The lecture of MIT professor Michael Sipser, available here and his book Introduction to the Theory of Computation, Third Edition, chapter 5, both contain essentially the same proof that there can be no machine that decides the Post Correspondence Problem. That is, no machine that, given a set of dominoes, will tell you whether or not they can be arranged (with duplication allowed) so that there is a match. By a match, it is meant that if you read the strings off of the top halves, all concatenated together, you get the same result that you get reading the strings off the bottom halves.
The proof is by reducing an undecidable problem, the Turing machine acceptance problem, to the Post Correspondence decision problem. I have no issue with the use of reduction. However, I have a problem with the way the reduction is performed. He explains how, given a Turing machine's description, one can construct a set of dominoes and an arrangement of those dominoes. He seems to say that the arrangement is a match if and only if the dominoes, taken together, match a computation history for the Turing machine.
As an example of a computation history, if the machine starts in $q_0$ with the string 01001, writes a 1, transitions to $q_1$ and moves to the right, then the beginning of the computation history would be
$\#q_001001\#0q_11001\#...$
I can see that there is a match if the machine accepts its input, but I cannot see that there is no match if the machine doesn't accept its input. There are a lot of dominoes and it doesn't seem that he is eliminating the chance of forming a match from some combination of them.
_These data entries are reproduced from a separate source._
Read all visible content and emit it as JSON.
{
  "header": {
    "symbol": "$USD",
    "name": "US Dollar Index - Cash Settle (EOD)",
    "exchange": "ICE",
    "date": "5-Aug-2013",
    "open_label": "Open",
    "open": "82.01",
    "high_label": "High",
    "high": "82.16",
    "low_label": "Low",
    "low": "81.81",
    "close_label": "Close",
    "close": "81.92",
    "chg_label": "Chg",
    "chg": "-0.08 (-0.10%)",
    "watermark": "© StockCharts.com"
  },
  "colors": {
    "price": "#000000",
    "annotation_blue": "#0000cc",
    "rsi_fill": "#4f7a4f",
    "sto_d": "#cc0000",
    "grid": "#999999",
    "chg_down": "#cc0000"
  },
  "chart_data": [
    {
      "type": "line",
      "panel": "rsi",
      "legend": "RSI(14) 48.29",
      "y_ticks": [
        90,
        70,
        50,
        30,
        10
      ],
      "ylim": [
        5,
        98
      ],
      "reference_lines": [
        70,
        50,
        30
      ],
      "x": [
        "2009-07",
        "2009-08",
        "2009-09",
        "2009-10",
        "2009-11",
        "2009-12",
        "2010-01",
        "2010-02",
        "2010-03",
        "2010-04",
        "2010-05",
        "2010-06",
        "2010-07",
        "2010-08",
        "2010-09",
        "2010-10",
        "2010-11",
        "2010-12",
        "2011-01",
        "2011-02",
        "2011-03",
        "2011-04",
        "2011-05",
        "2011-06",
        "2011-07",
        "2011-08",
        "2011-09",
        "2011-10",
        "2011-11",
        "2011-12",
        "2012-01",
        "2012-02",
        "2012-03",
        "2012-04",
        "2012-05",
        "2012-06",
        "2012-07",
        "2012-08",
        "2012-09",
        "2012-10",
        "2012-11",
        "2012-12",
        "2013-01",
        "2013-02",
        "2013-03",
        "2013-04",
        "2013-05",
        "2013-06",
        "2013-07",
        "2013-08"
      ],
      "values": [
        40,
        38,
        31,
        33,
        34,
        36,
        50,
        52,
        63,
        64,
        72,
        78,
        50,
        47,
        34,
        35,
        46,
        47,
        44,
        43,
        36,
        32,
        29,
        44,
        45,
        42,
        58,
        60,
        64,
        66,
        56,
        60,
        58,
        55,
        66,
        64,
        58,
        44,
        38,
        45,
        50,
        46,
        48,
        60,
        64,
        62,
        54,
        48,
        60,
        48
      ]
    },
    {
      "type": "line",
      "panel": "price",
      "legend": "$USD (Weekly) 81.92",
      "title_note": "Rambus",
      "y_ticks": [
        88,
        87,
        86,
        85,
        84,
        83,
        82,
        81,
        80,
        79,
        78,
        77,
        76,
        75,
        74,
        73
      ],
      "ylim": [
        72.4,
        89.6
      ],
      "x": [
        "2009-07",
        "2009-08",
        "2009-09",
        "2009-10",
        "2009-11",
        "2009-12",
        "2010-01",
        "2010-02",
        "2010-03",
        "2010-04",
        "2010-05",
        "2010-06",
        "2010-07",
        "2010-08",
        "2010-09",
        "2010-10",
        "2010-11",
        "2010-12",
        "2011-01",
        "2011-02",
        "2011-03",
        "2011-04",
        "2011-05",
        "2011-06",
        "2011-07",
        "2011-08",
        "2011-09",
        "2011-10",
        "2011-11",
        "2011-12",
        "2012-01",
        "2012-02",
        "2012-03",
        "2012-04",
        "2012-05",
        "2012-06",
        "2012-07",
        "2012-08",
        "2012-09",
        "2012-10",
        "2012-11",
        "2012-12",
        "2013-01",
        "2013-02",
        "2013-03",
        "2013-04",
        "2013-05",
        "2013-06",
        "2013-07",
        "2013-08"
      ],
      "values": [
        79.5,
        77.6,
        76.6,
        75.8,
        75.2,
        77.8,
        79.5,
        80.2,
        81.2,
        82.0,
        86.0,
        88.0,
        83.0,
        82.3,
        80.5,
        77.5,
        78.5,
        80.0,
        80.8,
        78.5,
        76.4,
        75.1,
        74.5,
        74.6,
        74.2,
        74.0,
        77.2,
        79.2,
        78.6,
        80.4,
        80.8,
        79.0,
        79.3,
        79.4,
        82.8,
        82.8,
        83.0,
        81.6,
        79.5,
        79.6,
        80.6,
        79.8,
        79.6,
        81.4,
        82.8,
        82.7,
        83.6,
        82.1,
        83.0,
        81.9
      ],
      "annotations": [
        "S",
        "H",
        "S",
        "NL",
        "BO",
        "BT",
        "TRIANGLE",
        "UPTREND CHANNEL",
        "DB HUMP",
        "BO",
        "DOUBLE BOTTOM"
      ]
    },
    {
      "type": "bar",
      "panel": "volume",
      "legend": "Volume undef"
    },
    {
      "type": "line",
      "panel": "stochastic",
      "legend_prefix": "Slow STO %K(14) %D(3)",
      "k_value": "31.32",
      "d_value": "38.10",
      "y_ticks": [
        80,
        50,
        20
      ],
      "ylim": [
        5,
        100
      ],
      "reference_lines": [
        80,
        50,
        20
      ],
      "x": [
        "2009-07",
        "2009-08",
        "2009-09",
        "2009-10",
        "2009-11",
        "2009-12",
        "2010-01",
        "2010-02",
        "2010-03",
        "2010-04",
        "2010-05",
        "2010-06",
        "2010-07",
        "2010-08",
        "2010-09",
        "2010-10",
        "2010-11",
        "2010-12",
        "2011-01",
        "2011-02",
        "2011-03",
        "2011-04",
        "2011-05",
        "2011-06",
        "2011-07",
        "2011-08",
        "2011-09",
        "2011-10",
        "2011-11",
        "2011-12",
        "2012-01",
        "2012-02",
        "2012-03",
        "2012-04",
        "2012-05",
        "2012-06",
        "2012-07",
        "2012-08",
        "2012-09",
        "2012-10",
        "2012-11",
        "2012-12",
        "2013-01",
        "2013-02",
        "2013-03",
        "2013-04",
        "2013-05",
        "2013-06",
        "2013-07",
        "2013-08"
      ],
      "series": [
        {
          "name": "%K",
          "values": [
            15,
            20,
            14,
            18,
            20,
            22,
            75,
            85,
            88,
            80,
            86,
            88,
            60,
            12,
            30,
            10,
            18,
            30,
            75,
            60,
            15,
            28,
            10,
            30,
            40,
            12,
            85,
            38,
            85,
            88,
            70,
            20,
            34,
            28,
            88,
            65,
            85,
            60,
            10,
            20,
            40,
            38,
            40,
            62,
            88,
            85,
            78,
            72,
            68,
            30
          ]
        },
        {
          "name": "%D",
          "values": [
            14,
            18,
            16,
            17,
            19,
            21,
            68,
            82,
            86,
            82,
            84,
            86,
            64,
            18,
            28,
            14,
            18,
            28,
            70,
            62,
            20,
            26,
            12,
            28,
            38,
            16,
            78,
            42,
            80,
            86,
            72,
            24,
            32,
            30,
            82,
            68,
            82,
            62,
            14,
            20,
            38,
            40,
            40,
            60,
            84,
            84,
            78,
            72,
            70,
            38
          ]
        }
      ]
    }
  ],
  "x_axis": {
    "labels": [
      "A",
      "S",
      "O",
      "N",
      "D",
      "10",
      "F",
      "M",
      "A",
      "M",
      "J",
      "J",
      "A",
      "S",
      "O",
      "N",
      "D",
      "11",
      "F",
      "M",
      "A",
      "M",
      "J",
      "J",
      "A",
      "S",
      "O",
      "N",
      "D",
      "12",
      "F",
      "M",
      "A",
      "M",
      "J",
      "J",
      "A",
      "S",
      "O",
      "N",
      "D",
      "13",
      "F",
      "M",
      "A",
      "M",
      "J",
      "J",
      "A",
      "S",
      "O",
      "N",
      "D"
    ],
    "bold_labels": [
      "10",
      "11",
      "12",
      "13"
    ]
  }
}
He doesn't give rules for the construction of the domino arrangement; he only gives an example. In some cases, it appears that there is more than one way to choose the next domino.
So, in summary my question is "given a case where the Turing machine rejects the string, how do we know that the set of matches is empty?"
I cannot easily give an answer to the particular concern regarding your question, since I have not looked at the reference. But here is a pointer to a paper (also available on the arXiv) discussing a reduction (divided into several steps) of the halting problem to the Post correspondence problem. They cite the book by Sipser as one of their references, so some of the steps might just be taken from him. Most importantly however, the paper comes with the benefit that the complete proof has been checked by a proof-assistant, so there should be very much less doubts about the correctness.